The Régence period of the 1720s saw significant innovation and experimentation in furniture design, and one new development was the adaptation of imported Japanese lacquer cabinets into commodes by effectively inserting the drawers or drawer fronts into the façade of a low framework on stand.  Probably the earliest recorded example of this new hybrid is in the Pagodenburg Pavilion at Schloss Nymphenburg, Munich, with a giltwood apron bearing the coat of arms of the Elector of Bavaria, and its probable companion piece that appeared on the Paris art market in 1974, ill. in Thibaut Wolvesperges, Le Meuble français en laque au XVIIIe siècle, Paris 2000, p.80 fig.60.  A further commode from the same period, formerly with Segoura in Paris (ill. Wolvesperges, p.81 fig.61), embraces more wholeheartedly the nascent form of the classic Régence commode with a marble top and serpentine sides veneered with lacquer panels taken from the doors or sides of a cabinet. Wolvesperges (p.80) dates these works and the present lot to the mid 1720s and points out that the Keck commode is unique in having a kingwood veneered carcase and bronze carrying handles on the sides, a direct allusion to the lacquer drawers’ original incarnation as part of a cabinet designed to be easily transportable.

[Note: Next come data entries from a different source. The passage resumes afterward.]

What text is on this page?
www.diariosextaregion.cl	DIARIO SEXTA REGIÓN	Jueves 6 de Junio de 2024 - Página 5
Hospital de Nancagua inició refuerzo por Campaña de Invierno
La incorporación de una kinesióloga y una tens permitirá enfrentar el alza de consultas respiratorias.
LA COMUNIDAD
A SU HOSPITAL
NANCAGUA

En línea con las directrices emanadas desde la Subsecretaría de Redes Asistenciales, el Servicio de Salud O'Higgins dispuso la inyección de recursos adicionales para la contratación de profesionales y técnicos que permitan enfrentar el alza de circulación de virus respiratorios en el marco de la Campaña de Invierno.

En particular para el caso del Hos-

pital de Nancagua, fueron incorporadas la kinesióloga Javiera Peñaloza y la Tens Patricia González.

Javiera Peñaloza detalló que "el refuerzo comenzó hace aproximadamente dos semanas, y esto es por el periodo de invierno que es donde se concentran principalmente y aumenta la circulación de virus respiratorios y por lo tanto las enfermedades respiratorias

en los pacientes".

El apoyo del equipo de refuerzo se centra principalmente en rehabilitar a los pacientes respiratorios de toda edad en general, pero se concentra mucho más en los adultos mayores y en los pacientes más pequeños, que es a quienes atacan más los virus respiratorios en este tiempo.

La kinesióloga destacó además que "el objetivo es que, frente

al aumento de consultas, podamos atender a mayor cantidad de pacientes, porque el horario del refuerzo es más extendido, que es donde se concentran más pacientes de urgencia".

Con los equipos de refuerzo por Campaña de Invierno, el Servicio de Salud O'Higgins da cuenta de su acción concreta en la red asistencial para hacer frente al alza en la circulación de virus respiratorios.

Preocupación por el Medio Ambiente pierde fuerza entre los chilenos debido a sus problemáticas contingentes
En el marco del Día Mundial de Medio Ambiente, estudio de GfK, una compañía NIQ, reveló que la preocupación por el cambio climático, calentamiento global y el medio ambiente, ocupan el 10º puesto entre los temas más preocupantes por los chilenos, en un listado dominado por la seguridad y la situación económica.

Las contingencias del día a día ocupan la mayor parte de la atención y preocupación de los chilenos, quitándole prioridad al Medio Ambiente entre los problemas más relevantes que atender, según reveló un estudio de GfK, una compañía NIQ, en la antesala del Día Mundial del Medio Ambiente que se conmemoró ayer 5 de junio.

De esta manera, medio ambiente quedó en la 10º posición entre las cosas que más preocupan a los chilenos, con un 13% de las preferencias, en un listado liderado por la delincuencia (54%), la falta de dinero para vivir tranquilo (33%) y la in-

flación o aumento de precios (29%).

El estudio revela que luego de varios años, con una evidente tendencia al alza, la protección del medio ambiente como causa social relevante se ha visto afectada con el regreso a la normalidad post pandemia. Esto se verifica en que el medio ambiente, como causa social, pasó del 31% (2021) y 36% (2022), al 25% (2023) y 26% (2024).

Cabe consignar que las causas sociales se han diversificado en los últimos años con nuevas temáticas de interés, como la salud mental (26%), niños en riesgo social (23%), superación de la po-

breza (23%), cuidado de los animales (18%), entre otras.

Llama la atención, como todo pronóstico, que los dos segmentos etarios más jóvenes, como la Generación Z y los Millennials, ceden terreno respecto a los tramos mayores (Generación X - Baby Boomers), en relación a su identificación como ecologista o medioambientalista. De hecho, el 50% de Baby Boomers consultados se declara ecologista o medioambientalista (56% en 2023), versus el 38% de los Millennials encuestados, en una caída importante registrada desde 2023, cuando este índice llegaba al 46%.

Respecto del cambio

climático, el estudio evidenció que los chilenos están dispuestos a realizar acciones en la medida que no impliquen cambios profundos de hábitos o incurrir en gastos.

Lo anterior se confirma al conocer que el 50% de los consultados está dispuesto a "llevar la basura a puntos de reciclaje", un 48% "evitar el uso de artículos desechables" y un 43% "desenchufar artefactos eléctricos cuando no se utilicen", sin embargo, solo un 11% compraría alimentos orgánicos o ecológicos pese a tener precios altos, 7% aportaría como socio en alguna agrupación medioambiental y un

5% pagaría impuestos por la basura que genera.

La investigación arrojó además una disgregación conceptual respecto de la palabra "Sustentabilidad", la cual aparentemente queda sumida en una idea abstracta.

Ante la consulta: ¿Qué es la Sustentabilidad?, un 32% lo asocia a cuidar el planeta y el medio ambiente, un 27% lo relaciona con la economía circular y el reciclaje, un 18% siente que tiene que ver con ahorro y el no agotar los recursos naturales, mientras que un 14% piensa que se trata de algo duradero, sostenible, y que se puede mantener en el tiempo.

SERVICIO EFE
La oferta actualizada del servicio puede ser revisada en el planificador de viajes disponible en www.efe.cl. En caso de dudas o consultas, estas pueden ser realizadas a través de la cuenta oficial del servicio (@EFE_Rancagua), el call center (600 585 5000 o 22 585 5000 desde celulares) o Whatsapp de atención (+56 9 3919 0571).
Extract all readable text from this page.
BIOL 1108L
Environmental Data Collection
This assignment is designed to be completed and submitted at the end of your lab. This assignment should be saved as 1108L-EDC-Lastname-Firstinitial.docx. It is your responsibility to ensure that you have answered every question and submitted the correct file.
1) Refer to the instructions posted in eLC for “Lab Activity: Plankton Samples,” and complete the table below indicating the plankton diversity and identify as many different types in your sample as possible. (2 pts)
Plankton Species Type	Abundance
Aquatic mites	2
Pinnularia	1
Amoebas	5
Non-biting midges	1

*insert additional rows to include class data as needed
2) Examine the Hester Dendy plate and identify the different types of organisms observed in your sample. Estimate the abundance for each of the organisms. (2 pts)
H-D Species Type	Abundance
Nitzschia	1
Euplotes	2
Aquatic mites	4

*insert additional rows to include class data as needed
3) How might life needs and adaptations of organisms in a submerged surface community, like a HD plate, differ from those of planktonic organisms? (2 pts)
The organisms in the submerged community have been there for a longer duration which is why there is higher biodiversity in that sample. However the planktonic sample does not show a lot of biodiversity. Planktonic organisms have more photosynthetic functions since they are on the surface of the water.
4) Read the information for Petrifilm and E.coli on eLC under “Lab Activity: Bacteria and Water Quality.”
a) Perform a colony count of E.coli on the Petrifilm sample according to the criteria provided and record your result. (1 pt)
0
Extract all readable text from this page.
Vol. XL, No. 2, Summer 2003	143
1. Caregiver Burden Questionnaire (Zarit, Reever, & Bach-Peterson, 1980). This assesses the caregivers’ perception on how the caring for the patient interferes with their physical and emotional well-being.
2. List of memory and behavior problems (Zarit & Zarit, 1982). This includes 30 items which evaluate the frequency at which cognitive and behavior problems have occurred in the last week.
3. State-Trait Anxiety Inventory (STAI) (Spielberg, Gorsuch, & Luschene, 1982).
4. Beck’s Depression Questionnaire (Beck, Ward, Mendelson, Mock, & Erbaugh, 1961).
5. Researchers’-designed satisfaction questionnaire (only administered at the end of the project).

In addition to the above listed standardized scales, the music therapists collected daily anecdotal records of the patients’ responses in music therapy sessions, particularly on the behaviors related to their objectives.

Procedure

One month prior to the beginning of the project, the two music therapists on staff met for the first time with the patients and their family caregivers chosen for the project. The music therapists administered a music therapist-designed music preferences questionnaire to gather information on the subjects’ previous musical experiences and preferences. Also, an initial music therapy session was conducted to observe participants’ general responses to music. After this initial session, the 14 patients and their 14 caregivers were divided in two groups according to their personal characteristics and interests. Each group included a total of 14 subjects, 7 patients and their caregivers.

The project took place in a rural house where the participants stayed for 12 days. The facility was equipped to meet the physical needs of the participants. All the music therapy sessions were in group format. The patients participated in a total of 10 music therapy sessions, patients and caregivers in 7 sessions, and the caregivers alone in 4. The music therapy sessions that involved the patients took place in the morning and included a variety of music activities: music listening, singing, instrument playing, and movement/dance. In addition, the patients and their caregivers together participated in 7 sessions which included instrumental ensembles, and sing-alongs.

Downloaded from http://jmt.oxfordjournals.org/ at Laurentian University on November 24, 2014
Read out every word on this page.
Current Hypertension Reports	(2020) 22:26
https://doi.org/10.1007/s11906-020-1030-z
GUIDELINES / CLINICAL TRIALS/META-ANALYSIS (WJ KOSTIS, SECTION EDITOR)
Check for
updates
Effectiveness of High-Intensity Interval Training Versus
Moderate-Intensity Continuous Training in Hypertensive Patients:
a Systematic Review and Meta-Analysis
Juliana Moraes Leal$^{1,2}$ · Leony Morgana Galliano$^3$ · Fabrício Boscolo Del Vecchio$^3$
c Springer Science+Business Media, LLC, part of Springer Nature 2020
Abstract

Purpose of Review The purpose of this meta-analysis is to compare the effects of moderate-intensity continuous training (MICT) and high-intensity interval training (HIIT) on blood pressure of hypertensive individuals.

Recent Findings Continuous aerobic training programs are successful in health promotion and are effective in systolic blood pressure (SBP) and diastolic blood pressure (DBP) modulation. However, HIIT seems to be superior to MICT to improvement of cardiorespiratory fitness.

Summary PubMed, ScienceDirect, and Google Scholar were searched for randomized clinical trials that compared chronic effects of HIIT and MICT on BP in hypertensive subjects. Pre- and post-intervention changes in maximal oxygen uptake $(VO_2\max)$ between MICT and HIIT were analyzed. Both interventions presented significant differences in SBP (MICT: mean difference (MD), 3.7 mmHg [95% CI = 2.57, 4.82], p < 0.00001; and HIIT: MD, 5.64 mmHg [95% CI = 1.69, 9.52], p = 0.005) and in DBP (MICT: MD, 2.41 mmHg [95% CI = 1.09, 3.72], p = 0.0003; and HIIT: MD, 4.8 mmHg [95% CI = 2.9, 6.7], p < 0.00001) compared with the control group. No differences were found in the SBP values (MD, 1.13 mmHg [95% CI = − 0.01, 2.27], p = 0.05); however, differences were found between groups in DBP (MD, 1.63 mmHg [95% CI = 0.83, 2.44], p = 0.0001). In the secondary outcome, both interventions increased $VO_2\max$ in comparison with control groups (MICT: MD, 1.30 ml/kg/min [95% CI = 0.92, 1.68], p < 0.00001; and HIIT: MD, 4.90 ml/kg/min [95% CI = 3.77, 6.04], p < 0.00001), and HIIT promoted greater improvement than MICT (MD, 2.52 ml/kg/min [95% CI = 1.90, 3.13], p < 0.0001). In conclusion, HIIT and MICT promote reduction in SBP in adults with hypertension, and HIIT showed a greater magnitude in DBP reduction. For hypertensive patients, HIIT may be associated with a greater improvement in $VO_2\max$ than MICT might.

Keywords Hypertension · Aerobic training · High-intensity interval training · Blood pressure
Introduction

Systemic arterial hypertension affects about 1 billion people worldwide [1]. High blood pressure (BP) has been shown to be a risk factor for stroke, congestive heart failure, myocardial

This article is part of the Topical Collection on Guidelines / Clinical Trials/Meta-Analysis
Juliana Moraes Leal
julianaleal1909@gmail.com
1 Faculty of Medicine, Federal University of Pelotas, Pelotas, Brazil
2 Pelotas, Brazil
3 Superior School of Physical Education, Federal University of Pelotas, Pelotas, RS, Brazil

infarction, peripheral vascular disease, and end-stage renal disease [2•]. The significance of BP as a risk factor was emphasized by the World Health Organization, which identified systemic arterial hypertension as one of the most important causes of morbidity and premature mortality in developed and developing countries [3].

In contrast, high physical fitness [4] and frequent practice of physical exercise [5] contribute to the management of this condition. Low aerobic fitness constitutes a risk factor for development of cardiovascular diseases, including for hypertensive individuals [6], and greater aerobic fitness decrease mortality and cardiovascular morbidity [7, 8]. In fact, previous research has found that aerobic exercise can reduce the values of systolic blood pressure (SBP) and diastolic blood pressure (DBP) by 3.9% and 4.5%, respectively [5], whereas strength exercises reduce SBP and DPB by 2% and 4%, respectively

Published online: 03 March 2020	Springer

Although unusual, the commode en cabinet clearly appealed to a small but discerning group of patrons and collectors.  Works of this model appear in the 1764 inventory of Madame de Pompadour’s furniture at the Château de Saint-Ouen, and the 1768 Gaignat sale.  The form quickly evolved after 1730 however to embrace the latest changes in taste, exemplified by the sumptuous commode by Bernard van Risenburgh bearing the label of the marchand mercier François-Charles Darnault now in the Louvre (Fig.1), This superlative work maintains the principle ten-drawer façade organisation and side panels re-used from an older cabinet, but the pronounced sinuous lines and rich gilt bronze mounts already anticipate the mature Louis XV style.  Possibly made in the early 1730s, this work would predate by several years the celebrated commode supplied by BVRB in 1737 to Queen Marie Leczinska at Fontainebleau (now in the Louvre), which established the new direction lacquer-mounted furniture would take: re-used Japanese lacquer elements would now conform to European forms as luxurious surface decoration, rather than attempt to evoke an actual imported Asian cabinet.  

The fashion for commodes en cabinet lingered on into the Neoclassical Louis XVI period, but always remained a minority taste.  Few examples from the first half of the 18th century appear to have survived however, making the present lot an extremely rare appearance on the market of this elegant and fascinating model.